Держится она спокойно, ровно, приветливо. Но иногда, разговаривая с ней, вы вдруг чувствуете, что она уходит в себя, глаза становятся словно глубже и смотрят мимо вас. Так может продолжаться долго, пока вы снова не спросите ее о чем-нибудь. Мария Игнатьевна говорит, что это понемногу пройдет.
Недавно я снова побывал в этом городке, цвели тополя и все было бело от тополиного пуха, как в то лето. Жаль, что не удалось повидать Вику — в тот день она дежурила в больнице.
Двое
В Крыму была весна, они были вдвоем, и она не хотела ни о чем думать.
Кругом все цвело. Волны зелени полыхали красными, оранжевыми, сиреневыми пятнами. Силуэты далеких гор тонули в мерцающей розовато-фиолетовой дымке. Внизу сверкало синее-синее море. Подальше от берега оно светлело, голубело, все больше и больше, а потом сливалось с небом. Линия горизонта была почти неразличима, но казалось — именно оттуда исходит это нестерпимо яркое сияние воздуха и света.

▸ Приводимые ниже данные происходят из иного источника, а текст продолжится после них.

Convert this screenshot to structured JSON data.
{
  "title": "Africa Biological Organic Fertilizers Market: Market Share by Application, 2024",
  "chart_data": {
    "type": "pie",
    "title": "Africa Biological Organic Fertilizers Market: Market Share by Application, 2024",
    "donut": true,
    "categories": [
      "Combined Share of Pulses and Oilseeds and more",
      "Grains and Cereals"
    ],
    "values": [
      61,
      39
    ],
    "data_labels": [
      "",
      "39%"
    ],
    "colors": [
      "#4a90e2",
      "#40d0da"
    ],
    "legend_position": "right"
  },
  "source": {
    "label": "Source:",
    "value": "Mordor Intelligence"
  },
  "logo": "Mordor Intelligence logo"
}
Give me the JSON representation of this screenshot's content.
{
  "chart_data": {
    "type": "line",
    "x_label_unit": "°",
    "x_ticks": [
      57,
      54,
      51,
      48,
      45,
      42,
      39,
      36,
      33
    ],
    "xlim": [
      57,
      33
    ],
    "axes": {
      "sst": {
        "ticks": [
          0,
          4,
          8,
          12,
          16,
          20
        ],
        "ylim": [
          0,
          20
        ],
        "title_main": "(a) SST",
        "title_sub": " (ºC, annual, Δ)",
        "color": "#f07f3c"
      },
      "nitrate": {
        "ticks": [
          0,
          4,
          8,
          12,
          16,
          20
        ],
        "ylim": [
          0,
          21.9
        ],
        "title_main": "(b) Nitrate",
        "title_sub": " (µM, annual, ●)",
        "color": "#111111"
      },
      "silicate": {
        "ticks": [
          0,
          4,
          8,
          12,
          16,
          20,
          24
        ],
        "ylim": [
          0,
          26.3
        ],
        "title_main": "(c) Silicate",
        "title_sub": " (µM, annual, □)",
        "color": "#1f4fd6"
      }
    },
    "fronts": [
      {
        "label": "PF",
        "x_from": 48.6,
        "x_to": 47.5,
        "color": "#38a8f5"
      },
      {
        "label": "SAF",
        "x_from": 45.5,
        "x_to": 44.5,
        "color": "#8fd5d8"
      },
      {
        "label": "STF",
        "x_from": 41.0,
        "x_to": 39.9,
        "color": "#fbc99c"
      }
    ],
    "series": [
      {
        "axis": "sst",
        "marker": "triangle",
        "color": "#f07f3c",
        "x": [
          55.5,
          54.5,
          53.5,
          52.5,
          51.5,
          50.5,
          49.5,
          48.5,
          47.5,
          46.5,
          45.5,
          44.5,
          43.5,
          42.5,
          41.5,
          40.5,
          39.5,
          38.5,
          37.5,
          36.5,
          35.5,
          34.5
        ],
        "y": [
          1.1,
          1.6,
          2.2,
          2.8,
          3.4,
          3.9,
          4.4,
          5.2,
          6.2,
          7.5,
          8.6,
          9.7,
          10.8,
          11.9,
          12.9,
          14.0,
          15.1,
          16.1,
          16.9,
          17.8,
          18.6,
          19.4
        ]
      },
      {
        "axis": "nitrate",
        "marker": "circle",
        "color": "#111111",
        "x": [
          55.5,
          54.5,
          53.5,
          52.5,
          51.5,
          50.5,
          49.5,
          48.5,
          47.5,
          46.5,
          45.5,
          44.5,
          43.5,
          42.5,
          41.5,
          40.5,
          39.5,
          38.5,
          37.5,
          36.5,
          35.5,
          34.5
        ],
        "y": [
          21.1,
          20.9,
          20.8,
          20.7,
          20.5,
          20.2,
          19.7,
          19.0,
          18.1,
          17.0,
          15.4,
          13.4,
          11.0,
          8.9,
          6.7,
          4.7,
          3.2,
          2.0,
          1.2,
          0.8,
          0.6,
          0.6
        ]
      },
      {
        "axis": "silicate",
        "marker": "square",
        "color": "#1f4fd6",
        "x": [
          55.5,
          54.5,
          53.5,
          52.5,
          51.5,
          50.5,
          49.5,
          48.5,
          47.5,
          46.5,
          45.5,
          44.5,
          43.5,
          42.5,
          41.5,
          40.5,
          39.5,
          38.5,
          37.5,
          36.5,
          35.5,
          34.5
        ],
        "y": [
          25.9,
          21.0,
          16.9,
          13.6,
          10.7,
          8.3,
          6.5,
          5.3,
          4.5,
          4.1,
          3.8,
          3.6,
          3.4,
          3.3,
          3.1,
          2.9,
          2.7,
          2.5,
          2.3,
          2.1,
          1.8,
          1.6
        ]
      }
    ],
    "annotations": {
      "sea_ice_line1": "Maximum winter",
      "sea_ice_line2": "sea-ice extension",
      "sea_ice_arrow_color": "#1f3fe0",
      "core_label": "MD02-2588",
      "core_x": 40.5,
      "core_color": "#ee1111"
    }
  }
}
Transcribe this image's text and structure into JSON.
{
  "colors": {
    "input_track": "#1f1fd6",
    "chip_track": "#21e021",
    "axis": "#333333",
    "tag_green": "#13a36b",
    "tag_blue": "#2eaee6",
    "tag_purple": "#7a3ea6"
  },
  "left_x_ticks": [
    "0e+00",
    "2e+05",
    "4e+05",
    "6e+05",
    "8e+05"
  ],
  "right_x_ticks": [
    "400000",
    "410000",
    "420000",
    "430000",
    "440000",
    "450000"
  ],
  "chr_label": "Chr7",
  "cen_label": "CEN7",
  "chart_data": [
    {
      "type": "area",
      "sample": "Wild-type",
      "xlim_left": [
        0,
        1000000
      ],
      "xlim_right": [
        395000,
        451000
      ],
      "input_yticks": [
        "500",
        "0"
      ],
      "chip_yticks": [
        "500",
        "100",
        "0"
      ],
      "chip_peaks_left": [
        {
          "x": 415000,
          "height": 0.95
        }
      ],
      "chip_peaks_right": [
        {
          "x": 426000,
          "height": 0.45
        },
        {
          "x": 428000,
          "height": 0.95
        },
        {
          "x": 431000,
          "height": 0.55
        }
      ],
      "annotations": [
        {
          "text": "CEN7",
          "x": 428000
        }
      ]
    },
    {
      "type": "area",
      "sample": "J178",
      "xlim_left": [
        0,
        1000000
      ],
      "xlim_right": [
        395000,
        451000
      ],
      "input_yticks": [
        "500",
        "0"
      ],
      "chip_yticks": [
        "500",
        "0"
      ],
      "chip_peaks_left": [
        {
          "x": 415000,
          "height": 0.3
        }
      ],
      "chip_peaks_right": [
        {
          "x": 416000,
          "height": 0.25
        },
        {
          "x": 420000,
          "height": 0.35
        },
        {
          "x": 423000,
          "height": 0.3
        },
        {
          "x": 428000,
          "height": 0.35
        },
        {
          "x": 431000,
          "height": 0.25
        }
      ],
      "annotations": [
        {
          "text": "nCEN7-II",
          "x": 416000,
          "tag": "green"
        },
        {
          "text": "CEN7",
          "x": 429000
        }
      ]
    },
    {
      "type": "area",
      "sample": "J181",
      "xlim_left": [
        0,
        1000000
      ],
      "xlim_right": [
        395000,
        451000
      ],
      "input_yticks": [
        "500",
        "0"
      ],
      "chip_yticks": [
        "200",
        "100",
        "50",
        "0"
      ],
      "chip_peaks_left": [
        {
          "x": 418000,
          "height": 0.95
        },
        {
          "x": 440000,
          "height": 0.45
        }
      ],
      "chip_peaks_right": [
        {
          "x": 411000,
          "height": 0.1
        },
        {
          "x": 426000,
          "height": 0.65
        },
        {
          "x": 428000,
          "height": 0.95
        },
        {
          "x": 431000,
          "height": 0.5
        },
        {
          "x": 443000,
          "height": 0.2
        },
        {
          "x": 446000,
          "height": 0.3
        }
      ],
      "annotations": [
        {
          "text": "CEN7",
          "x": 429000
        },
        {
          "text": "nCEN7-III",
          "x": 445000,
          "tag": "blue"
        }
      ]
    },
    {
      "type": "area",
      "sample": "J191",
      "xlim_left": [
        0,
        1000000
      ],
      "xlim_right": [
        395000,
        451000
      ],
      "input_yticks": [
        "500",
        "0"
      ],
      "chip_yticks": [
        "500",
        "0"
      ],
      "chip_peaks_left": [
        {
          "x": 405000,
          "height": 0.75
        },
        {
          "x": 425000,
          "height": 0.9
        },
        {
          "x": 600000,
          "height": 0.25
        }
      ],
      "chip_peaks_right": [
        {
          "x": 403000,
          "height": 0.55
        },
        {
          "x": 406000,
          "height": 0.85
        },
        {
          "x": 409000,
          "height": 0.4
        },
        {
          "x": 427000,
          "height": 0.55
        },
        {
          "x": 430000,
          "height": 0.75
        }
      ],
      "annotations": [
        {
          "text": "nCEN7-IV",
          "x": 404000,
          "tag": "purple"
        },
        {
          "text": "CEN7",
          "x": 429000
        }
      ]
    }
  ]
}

Она взглядывала на его лицо, когда они выходили из дома и останавливались, прежде чем спуститься вниз, и он, чувствуя это, сжимал ее руку. Они молчали, слова были не нужны. Она любила его лицо с резкими чертами, казавшееся замкнутым и преображающееся будто от внутреннего света, когда он смотрел на нее. Любила эту мгновенную перемену, любила в нем все, — голос, руки, его жажду видеть, знать, которую чувствовала и в себе.
Она гнала мысли о том, что их ждет в Москве, а дни шли, и она уже не могла не считать — сколько осталось. И каждый раз, когда проходил еще день, с болью что-то рвалось в ней, будто уходил, отдалялся и он, и она не могла удержать его. Не могла даже крикнуть, пошевелиться, словно голос не слушался ее и немота отчаяния сковала движения.
А кругом было все то же: буйствовала весна, и горячее солнце заливало землю, и они гуляли, ездили, и все боялись что-то упустить, чего-то не увидеть, не почувствовать.
Четыре, три, два…
Накануне ее отъезда они поехали в горы. Машина шла вверх, горы уже заслонили море, и тишина все больше заполняла пространство, и уже тянуло влажным холодом из ущелья. Она молчала и, положив ладонь сверху на его руку, все смотрела то на далекие синеватые вершины, то на бурые, красные обнажения в трещинах и расщелинах, все ближе подступавшие к дороге.
Когда они вышли из машины и остались одни, их ошеломила тишина. Они остановились, не решаясь идти дальше. Он обнял ее за плечи, и они долго стояли так, прислушиваясь, пока не почувствовали, что эта тишина уже вошла в них и подчинила себе. Она мягко качала их на своих волнах и несла куда-то, и не было берега, не было ничего, кроме этой тишины.